Coffee Makes You Bad At Gambling

For anyone who has spent any amount of in an ultra-cold, windowless casino, breathing in pumped in recycled air, you know that the house wants you awake enough to keep putting money on the table. For me, an ex-full-time-ish poker deviant (and now just an occasional deviant dabbler), my go-to was always coffee; alcohol was for suckers looking to have a good time throwing money away. But I wasn’t there for fun, I was there to win, so I needed my wits about me.

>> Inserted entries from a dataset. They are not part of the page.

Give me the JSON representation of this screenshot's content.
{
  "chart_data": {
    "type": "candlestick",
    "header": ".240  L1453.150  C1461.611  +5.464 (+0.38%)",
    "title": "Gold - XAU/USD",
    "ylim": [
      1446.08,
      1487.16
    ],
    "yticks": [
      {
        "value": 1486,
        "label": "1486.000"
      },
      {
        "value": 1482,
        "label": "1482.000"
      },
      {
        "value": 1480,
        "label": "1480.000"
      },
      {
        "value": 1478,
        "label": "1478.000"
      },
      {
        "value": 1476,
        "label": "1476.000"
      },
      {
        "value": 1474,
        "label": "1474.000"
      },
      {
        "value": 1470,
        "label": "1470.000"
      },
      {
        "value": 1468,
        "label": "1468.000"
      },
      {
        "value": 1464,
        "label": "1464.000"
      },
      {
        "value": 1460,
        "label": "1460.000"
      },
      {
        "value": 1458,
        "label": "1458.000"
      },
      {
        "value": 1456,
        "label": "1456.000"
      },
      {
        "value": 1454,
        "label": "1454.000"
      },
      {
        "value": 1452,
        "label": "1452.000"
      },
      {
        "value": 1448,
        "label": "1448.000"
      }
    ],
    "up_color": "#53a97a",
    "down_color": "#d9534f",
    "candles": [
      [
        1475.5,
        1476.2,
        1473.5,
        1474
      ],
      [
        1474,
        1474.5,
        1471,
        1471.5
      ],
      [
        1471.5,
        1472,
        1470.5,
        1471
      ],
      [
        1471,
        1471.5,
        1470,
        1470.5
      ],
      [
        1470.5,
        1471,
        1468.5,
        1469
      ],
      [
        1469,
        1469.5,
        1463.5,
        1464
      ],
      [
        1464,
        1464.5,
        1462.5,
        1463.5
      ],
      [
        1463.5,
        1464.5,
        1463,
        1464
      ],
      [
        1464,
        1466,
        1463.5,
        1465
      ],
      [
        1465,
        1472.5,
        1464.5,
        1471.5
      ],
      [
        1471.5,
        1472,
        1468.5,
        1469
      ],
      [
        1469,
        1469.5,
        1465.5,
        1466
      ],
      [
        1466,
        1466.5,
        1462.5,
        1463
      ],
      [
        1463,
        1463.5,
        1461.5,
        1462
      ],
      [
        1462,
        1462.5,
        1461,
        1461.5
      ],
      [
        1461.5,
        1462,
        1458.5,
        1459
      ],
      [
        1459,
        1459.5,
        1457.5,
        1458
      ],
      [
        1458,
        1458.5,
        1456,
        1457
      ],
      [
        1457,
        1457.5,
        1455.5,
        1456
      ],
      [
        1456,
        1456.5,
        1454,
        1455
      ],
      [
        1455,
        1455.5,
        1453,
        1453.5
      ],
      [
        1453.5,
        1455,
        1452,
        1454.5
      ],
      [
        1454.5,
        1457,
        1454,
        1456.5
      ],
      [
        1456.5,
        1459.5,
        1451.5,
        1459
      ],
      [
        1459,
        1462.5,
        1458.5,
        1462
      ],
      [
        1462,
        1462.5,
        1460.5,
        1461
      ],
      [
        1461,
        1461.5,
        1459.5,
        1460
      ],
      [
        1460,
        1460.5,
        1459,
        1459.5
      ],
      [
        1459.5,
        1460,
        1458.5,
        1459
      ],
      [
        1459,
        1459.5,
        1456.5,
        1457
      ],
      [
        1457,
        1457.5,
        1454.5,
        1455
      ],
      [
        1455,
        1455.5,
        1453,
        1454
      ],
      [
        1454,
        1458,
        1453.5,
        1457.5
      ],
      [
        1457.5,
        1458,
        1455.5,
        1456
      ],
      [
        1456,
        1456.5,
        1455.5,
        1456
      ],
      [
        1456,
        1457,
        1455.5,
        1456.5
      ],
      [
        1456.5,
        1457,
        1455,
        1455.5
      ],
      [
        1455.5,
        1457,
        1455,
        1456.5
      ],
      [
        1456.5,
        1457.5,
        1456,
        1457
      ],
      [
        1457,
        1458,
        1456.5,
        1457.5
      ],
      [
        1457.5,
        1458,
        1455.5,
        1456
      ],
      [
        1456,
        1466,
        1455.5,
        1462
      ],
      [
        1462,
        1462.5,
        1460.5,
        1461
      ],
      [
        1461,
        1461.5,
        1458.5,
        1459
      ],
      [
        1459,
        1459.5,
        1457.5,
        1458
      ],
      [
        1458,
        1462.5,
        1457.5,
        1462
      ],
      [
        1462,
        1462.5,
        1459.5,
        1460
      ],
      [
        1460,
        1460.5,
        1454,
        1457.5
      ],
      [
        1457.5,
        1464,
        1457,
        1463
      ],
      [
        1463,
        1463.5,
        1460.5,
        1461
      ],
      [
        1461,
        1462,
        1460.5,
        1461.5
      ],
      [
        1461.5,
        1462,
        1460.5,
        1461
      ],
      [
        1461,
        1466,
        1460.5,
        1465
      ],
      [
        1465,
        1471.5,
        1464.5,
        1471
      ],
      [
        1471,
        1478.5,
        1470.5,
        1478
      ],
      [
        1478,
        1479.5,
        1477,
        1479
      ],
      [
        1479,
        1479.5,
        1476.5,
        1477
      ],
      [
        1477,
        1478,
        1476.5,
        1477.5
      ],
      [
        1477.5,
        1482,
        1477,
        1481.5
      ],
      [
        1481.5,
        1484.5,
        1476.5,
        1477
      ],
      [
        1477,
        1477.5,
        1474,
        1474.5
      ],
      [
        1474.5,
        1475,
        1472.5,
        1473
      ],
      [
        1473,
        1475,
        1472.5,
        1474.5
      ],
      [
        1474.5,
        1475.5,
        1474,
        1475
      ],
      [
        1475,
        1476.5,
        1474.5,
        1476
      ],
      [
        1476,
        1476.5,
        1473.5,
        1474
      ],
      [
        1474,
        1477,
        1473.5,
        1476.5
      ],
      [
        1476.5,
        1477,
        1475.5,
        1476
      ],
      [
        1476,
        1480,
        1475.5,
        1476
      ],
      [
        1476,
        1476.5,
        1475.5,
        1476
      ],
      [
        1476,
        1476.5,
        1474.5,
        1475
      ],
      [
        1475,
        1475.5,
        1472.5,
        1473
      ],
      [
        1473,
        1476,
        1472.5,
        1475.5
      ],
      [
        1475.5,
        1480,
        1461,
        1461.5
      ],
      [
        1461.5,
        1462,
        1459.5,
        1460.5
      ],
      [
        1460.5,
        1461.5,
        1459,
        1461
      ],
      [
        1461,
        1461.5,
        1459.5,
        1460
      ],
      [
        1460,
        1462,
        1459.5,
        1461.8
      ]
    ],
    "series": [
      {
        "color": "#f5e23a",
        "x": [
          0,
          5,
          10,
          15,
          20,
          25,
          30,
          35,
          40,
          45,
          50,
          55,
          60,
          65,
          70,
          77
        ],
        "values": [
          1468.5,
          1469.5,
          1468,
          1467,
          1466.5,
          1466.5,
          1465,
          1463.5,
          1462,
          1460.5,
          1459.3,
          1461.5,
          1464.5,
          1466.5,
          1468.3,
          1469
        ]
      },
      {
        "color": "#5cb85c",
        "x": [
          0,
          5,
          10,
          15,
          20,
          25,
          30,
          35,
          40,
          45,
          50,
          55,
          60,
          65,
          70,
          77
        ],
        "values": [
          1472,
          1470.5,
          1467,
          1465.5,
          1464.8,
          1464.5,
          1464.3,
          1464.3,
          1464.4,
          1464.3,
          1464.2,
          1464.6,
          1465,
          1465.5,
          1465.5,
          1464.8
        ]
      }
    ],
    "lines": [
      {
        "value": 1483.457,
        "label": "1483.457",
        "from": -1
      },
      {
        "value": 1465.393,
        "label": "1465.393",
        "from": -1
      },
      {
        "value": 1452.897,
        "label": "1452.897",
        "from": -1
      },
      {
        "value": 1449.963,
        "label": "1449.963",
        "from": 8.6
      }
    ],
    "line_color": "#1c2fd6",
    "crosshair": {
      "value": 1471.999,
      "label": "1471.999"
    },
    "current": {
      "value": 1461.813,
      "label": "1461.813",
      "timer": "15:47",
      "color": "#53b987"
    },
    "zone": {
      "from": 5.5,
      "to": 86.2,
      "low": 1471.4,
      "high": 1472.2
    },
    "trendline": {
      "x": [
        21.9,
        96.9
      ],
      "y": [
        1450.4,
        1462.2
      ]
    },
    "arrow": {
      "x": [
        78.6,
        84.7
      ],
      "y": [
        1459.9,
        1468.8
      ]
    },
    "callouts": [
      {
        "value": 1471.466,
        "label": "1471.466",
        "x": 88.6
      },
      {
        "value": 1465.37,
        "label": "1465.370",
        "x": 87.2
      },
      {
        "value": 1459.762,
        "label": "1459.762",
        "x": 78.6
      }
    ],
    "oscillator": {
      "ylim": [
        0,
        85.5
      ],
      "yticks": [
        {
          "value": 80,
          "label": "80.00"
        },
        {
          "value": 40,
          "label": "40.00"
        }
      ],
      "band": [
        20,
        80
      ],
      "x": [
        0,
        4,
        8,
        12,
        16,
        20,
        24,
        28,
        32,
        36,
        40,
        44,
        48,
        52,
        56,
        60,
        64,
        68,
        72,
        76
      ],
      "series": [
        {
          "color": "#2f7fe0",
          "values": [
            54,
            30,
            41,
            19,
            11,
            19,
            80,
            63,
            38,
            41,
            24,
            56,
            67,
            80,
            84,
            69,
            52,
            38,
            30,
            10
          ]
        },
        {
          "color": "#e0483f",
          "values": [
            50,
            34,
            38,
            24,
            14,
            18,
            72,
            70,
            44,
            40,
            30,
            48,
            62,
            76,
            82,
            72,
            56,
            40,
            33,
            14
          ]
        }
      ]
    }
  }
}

At least six cups of free casino coffee should do the trick, no?

But according to Extra Crispy, a study shows consuming caffeine will actually make you worse at gambling.

Published in the journal Addictive Behaviors, the study is a joint effort between researchers at Cambridge and the University of Chicago. The researchers followed 60 “problem gamblers” and tracked their caffeine consumption during their gambling sessions and found that those consuming caffeine “exhibited a five percent greater likelihood of placing a bad bet.”

This dip in play may be caused by two things. From the article:

While we think of coffee and other energy-providing beverages as the opposite of brain-fogging alcohol, caffeine does in fact impact decision-making centers in the brain. There’s also possibly a bit of a weird placebo effect: if we think a cup of coffee sharpens the mind, it’s easier to be convinced that the betting strategies you’re considering is the right one.

While a five percent dip seems nominal, gambling and poker are all about the numbers and knowing the odds. With even a one percent advantage, over a long enough period of time the house will bleed you dry. So drink coffee sparingly. When it’s 2:15am and half the table are sitting on some big stacks and are trying to bribe the server into one last round of shots, a coffee may not be a bad idea. But remember, jacked on caffeine or not, “but they were suited” is always a bad rationalization for talking yourself into a hand.